06092026Headline:

La FIF n’entend plus tolérer la vente illicite de maillots de l’équipe nationale

Eléphants : la FIF met en garde contre la contrefaçon des maillots trois étoiles

La FIF a porté plainte contre la vente illégale de maillots des Éléphants. Une enquête de la PLCC a permis d’arrêter un suspect, désormais poursuivi pour atteinte à la propriété intellectuelle.
La Fédération Ivoirienne de Football (FIF) n’entend plus tolérer la vente illicite de maillots de l’équipe nationale. Après avoir constaté une exploitation abusive de ses signes distinctifs sur les réseaux sociaux, la fédération a porté plainte.

Cette initiative a conduit à l’arrestation d’un individu, TL, grâce à une enquête menée par la Plateforme de Lutte Contre la Cybercriminalité (PLCC). Il est désormais poursuivi pour atteinte à la propriété intellectuelle.
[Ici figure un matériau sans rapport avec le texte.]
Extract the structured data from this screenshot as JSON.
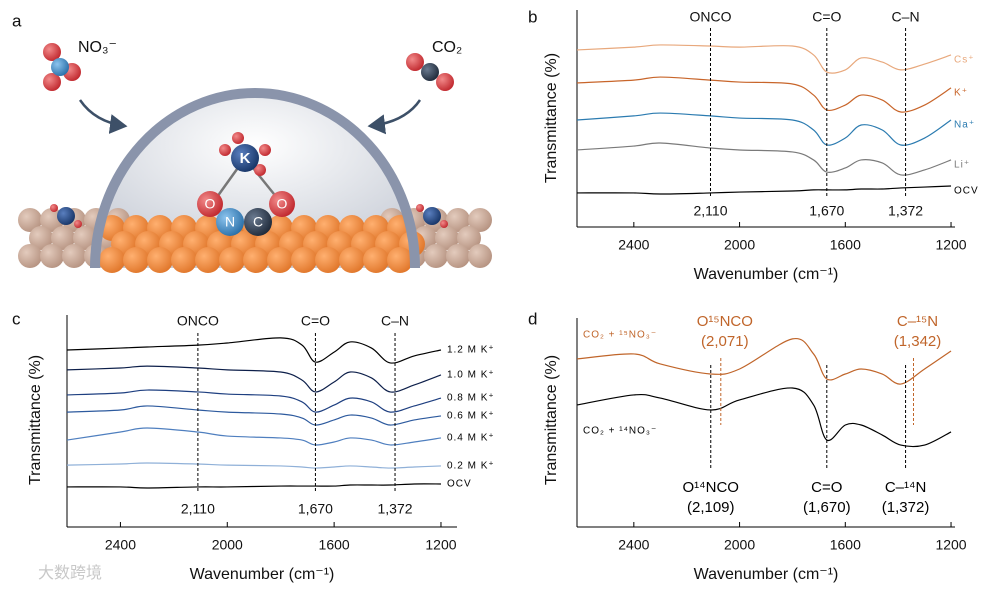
{
  "illustration": {
    "panel": "a",
    "anion": "NO₃⁻",
    "gas": "CO₂",
    "cation": "K",
    "atoms": [
      "O",
      "N",
      "C",
      "O"
    ]
  },
  "watermark": "大数跨境",
  "chart_data": [
    {
      "panel": "b",
      "type": "line",
      "x_label": "Wavenumber (cm⁻¹)",
      "y_label": "Transmittance (%)",
      "x": [
        2615,
        2400,
        2300,
        2110,
        2000,
        1800,
        1720,
        1670,
        1600,
        1540,
        1460,
        1390,
        1300,
        1200
      ],
      "xlim": [
        2615,
        1185
      ],
      "xticks": [
        2400,
        2000,
        1600,
        1200
      ],
      "ylim": [
        0,
        100
      ],
      "series": [
        {
          "name": "Cs⁺",
          "color": "#e8a87c",
          "values": [
            81.6,
            82.9,
            83.9,
            83.4,
            82.9,
            83.4,
            79.3,
            71.4,
            72.4,
            77.9,
            76.0,
            72.4,
            75.1,
            79.3
          ]
        },
        {
          "name": "K⁺",
          "color": "#c8652a",
          "values": [
            66.4,
            67.7,
            69.1,
            67.7,
            66.8,
            65.9,
            60.8,
            53.9,
            56.2,
            60.8,
            58.5,
            53.0,
            56.2,
            64.1
          ]
        },
        {
          "name": "Na⁺",
          "color": "#2b7bb0",
          "values": [
            49.3,
            51.2,
            52.5,
            51.2,
            50.2,
            49.3,
            44.7,
            37.8,
            41.0,
            47.0,
            44.7,
            37.8,
            41.0,
            49.3
          ]
        },
        {
          "name": "Li⁺",
          "color": "#7a7a7a",
          "values": [
            35.5,
            37.3,
            38.7,
            36.4,
            35.5,
            34.6,
            30.9,
            25.3,
            27.2,
            30.9,
            29.5,
            24.0,
            26.3,
            30.9
          ]
        },
        {
          "name": "OCV",
          "color": "#000000",
          "values": [
            15.7,
            15.7,
            15.2,
            15.7,
            16.1,
            16.6,
            17.1,
            17.1,
            17.1,
            17.5,
            17.5,
            18.0,
            18.4,
            18.9
          ]
        }
      ],
      "markers": [
        {
          "name": "ONCO",
          "value": 2110,
          "label": "2,110"
        },
        {
          "name": "C=O",
          "value": 1670,
          "label": "1,670"
        },
        {
          "name": "C–N",
          "value": 1372,
          "label": "1,372"
        }
      ]
    },
    {
      "panel": "c",
      "type": "line",
      "x_label": "Wavenumber (cm⁻¹)",
      "y_label": "Transmittance (%)",
      "x": [
        2600,
        2400,
        2300,
        2110,
        2000,
        1800,
        1720,
        1670,
        1600,
        1540,
        1460,
        1390,
        1300,
        1200
      ],
      "xlim": [
        2600,
        1140
      ],
      "xticks": [
        2400,
        2000,
        1600,
        1200
      ],
      "ylim": [
        0,
        100
      ],
      "series": [
        {
          "name": "1.2 M K⁺",
          "color": "#000000",
          "values": [
            83.5,
            84.4,
            84.9,
            85.8,
            86.8,
            89.2,
            85.8,
            77.8,
            82.5,
            87.3,
            84.4,
            77.4,
            80.7,
            83.5
          ]
        },
        {
          "name": "1.0 M K⁺",
          "color": "#0d1f4a",
          "values": [
            74.1,
            75.0,
            75.9,
            75.0,
            74.1,
            73.1,
            69.3,
            63.7,
            68.4,
            73.1,
            70.3,
            63.7,
            67.0,
            71.7
          ]
        },
        {
          "name": "0.8 M K⁺",
          "color": "#1e3f80",
          "values": [
            62.3,
            63.2,
            64.6,
            63.7,
            62.7,
            61.8,
            59.0,
            54.2,
            57.5,
            60.8,
            59.0,
            54.2,
            57.1,
            60.8
          ]
        },
        {
          "name": "0.6 M K⁺",
          "color": "#2d5a9e",
          "values": [
            54.2,
            55.2,
            57.1,
            55.2,
            54.2,
            53.3,
            51.4,
            48.1,
            50.5,
            52.8,
            51.4,
            48.1,
            50.5,
            52.4
          ]
        },
        {
          "name": "0.4 M K⁺",
          "color": "#4f7fbf",
          "values": [
            41.0,
            44.8,
            46.7,
            44.8,
            42.9,
            42.0,
            41.0,
            38.7,
            40.1,
            42.0,
            41.0,
            38.7,
            40.1,
            42.0
          ]
        },
        {
          "name": "0.2 M K⁺",
          "color": "#8fb0d8",
          "values": [
            29.2,
            29.7,
            30.2,
            29.7,
            29.2,
            28.8,
            28.3,
            27.8,
            28.3,
            28.8,
            28.3,
            27.8,
            28.3,
            28.8
          ]
        },
        {
          "name": "OCV",
          "color": "#000000",
          "values": [
            18.9,
            18.9,
            18.4,
            18.9,
            18.9,
            19.3,
            19.3,
            19.3,
            19.3,
            19.8,
            19.8,
            19.8,
            20.3,
            20.3
          ]
        }
      ],
      "markers": [
        {
          "name": "ONCO",
          "value": 2110,
          "label": "2,110"
        },
        {
          "name": "C=O",
          "value": 1670,
          "label": "1,670"
        },
        {
          "name": "C–N",
          "value": 1372,
          "label": "1,372"
        }
      ]
    },
    {
      "panel": "d",
      "type": "line",
      "x_label": "Wavenumber (cm⁻¹)",
      "y_label": "Transmittance (%)",
      "x": [
        2615,
        2400,
        2300,
        2110,
        2000,
        1800,
        1720,
        1670,
        1600,
        1540,
        1460,
        1390,
        1300,
        1200
      ],
      "xlim": [
        2615,
        1185
      ],
      "xticks": [
        2400,
        2000,
        1600,
        1200
      ],
      "ylim": [
        0,
        100
      ],
      "series": [
        {
          "name": "CO₂ + ¹⁵NO₃⁻",
          "color": "#c0652a",
          "values": [
            80.4,
            82.8,
            78.0,
            73.2,
            75.6,
            90.0,
            82.8,
            70.8,
            73.2,
            75.6,
            73.2,
            68.4,
            75.6,
            84.2
          ]
        },
        {
          "name": "CO₂ + ¹⁴NO₃⁻",
          "color": "#000000",
          "values": [
            58.4,
            63.2,
            61.7,
            56.0,
            60.8,
            66.5,
            58.4,
            41.6,
            48.8,
            48.8,
            44.0,
            39.2,
            39.2,
            45.5
          ]
        }
      ],
      "markers": [
        {
          "name": "O¹⁵NCO",
          "value": 2071,
          "label": "(2,071)",
          "color": "#c0652a"
        },
        {
          "name": "C–¹⁵N",
          "value": 1342,
          "label": "(1,342)",
          "color": "#c0652a"
        },
        {
          "name": "O¹⁴NCO",
          "value": 2109,
          "label": "(2,109)",
          "color": "#000000"
        },
        {
          "name": "C=O",
          "value": 1670,
          "label": "(1,670)",
          "color": "#000000"
        },
        {
          "name": "C–¹⁴N",
          "value": 1372,
          "label": "(1,372)",
          "color": "#000000"
        }
      ]
    }
  ]
}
Une exploitation illégale des maillots des Éléphants
Depuis plusieurs mois, la FIF dénonce les vendeurs utilisant son logo et celui de son équipementier pour commercialiser des maillots non officiels sur des plateformes en ligne, notamment Facebook. Cette pratique constitue une infraction à la propriété intellectuelle, car seule la FIF et ses partenaires autorisés sont habilités à exploiter ces signes distinctifs à des fins commerciales.
Malgré les nombreux avertissements de la Maison de verre, le phénomène a pris de l’ampleur. Face à cette situation, la fédération a saisi le tribunal de première instance d’Abidjan-Plateau, qui a ensuite transmis l’affaire à la PLCC. Une enquête a été ouverte pour identifier les responsables de cette fraude.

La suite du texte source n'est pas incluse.